Validation of the SOILWAT Hydrological Model for Ecosystems in the Central and Western United States

Monday, 14 December 2015
Poster Hall (Moscone South)
Matthew D Petrie1, John B Bradford2, Daniel Schlaepfer3, Caitlin Andrews2, Kyle A Palmquist4 and William Karl Lauenroth4, (1)University of Wyoming, Laramie, WY, United States, (2)USGS Colorado Plateau Research Station, Flagstaff, AZ, United States, (3)University of Basel, Section of Conservation Biology, Basel, Switzerland, (4)University of Wyoming, Department of Botany, Laramie, WY, United States

21st century climate change is expected to influence central and western United States ecosystems, yet it is difficult to ascribe climate forcings to ecological processes in part because belowground variables of soil moisture (θ) and soil temperature (Ts) often have stronger influences than those of climate drivers. To link climate change to ecological processes, it is desirable to simulate the effects of climate to these belowground variables. We present results of a validation of the SOILWAT ecosystem-scale water balance simulation model, which simulates water interception and infiltration, evaporation and transpiration, snowmelt, hydraulic redistribution and deep drainage for multiple soil layers and vegetation types at the daily time step. SOILWAT can incorporate weather data, soil characteristics, vegetation phenology, and future climate scenarios derived from 2 emissions pathways and 16 general circulation models. We validated SOILWAT for simulations of θand Ts at five depths (5, 10, 20, 50, 100 cm) using data from 35 stations in eight mesic and semiarid ecosystems that are part of the NOAA United States Climate Reference Network (USCRN). Our validation focused on how SOILWAT simulations compare to USCRN data at upper and lower soil layers, during wet and dry years, and between different ecosystems.
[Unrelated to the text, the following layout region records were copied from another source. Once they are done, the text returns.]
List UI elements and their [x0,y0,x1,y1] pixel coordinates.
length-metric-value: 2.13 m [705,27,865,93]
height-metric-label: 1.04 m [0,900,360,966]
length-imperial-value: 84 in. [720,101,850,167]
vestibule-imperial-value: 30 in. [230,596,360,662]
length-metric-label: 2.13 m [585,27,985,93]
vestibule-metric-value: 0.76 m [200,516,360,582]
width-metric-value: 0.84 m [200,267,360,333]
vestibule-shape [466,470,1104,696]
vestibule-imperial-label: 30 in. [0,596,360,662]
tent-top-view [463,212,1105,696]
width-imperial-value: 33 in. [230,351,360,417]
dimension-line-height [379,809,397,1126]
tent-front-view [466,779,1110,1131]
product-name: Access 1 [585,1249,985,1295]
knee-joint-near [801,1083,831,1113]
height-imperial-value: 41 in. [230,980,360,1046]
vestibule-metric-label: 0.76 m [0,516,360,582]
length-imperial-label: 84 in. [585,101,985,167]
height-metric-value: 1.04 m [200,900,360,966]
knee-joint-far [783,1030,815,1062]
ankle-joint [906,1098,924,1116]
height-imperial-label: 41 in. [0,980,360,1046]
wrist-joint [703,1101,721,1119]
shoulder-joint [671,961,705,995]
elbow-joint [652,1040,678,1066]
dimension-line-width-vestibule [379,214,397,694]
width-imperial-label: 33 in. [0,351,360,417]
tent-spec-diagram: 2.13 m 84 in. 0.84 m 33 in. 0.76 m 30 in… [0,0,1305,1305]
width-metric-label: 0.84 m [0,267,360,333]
SOILWAT outputs of θand Ts were most similar to USCRN data at upper soil layers (5 - 20 cm) and were less similar at deeper layers (50, 100 cm). Simulations of Ts at lower soil layers largely captured annual mean values, but often did not fully capture the amplitude of Ts in summer, which was coupled to fluctuations in air temperature even at lower soil layers. Best fit analysis showed that SOILWAT biases were similar between semiarid western US sites and between mesic central US sites, which reflects similarities in soil types and climate within these subregions. This suggests that SOILWAT outputs may be applied at subregional spatial scales with good fit between sites. Based on these preliminary findings, we propose that SOILWAT may be appropriate for studies of water balance and temperature change in the central and western US, and can provide reasonable projections of changes in temperature and moisture in ecosystems across these subregions that are likely to result from 21st century climate change.